Samedi 7 Janvier 2017

25 ans de carrière, ça se fête. Alioune Mbaye Nder l’a bien compris, lui qui a donné rendez-vous à ses fans ce 14 janvier au Grand-théâtre. Dans cet entretien accordé à EnQuête, il donne un avant-goût de ce que sera son spectacle. Et parle de ses relations avec feu Mamadou Konté, l’ancien président Abdoulaye Wade et l’actuel, Macky Sall.


Alioune Mbaye Nder – ‘’Mes relations avec Wade, Macky et feu Mamadou Konté’’
Qu’est-ce qui motive l’organisation de la soirée que vous comptez animer au Grand-théâtre le 14 janvier ?

Pour la première fois, mon orchestre et moi allons jouer au Grand-théâtre. C’est pour fêter mes 25 ans de carrière musicale. C’est très important pour moi. Cela représente un quart de siècle de ma vie. Je rends grâce à Dieu. Cela n’a pas été évident mais Alhamdoulilah. On va faire d’une pierre deux coups en profitant de cette occasion pour fêter l’anniversaire de ‘’Setsima Groupe’’. Depuis 15 ans, on n’a pas fêté l’anniversaire du groupe. La dernière fois qu’on l’a fait, c’était pour marquer les 10 ans du groupe. C’était à Sorano.

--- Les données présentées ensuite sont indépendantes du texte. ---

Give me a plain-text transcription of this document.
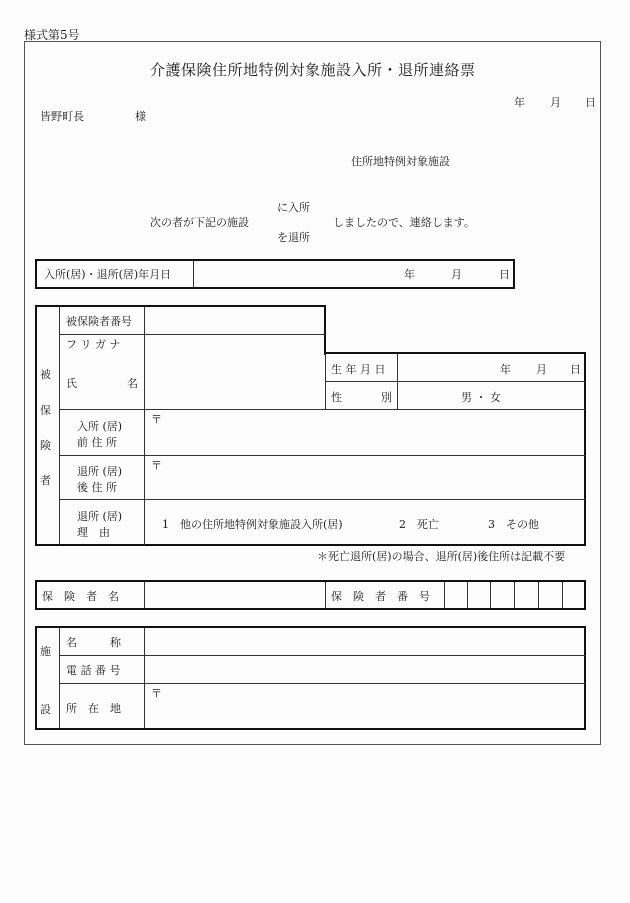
様式第5号
介護保険住所地特例対象施設入所・退所連絡票
年 月 日
皆野町長	様
住所地特例対象施設
に入所
次の者が下記の施設	しましたので、連絡します。
を退所
入所(居)・退所(居)年月日	年	月	日
被
保
険
者
被保険者番号
フ リ ガ ナ
氏	名
生 年 月 日	年 月 日
性	別	男 ・ 女
入所 (居)
前 住 所
〒
退所 (居)
後 住 所
〒
退所 (居)
理　由
1　他の住所地特例対象施設入所(居)	2　死亡	3　その他
＊死亡退所(居)の場合、退所(居)後住所は記載不要
保　険　者　名	保　険　者　番　号
施
設
名　　　称
電 話 番 号
所　在　地
〒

Au Sénégal, l’organisation de ce genre d’évènements rime avec recherche de gains. Est-ce le cas pour vous ?

Non, du tout ! Ce n’est pas le cas pour moi. Je n’ai jamais été comme ça. C’est vrai que c’est important mais je n’aimerais pas voir ce qui se passe dans certaines manifestations se faire dans la mienne. Je ne veux pas de cela. Je me dis que je suis un artiste professionnel. Je ne dis pas qu’il ne faut pas que les gens donnent de l’argent parce que c’est des cadeaux qu’ils font. Mais je dis que ce n’est pas le plus important pour moi. L’essentiel pour moi est de fêter mes 25 ans de carrière avec mon groupe et les gens qui m’ont toujours soutenu au Sénégal. Aujourd’hui, il est vrai que nous vivons une crise qui est mondiale, mais ce que je voudrais, c’est d’avoir un sponsor lors d’évènements de ce genre qui puisse acheter tous les tickets et les redistribuer. Ainsi, à mon tour, je verserais mes recettes à des associations œuvrant dans le social. Lesquelles aideraient des enfants malades. C’était cela mon objectif.

Etes-vous toujours dans cette démarche actuellement ?

Oui, même si ce n’est pas évident. Il y a des gens qui sont généreux et prêts à débourser pour nous soutenir. Ce n’est pas interdit. Mais sincèrement, si je reçois de l’argent, j’aimerais aider les gens qui en ont besoin. Je pense surtout aux enfants malades souffrant de cancer, d’insuffisance rénale ou de diabète.

Avez-vous un ou des sponsors pour le 14 janvier ?

Non, malheureusement il n’y en a pas beaucoup. C’est Prince Arts qui organise la soirée et je n’ai pas encore échangé avec eux sur le sujet. Mais je ne pense pas ou s’il y en a, c’est un ou deux. Et Dieu sait que les frais sont lourds. Rien que le Grand-théâtre coûte beaucoup. Faire la promotion de l’évènement nous revient également cher sans compter ce qu’on paie aux musiciens. Je prie pour que ça marche, que je puisse donner une partie des recettes aux enfants malades.

Que n’aimeriez-vous pas voir se passer le 14 janvier quand vous serez sur scène ?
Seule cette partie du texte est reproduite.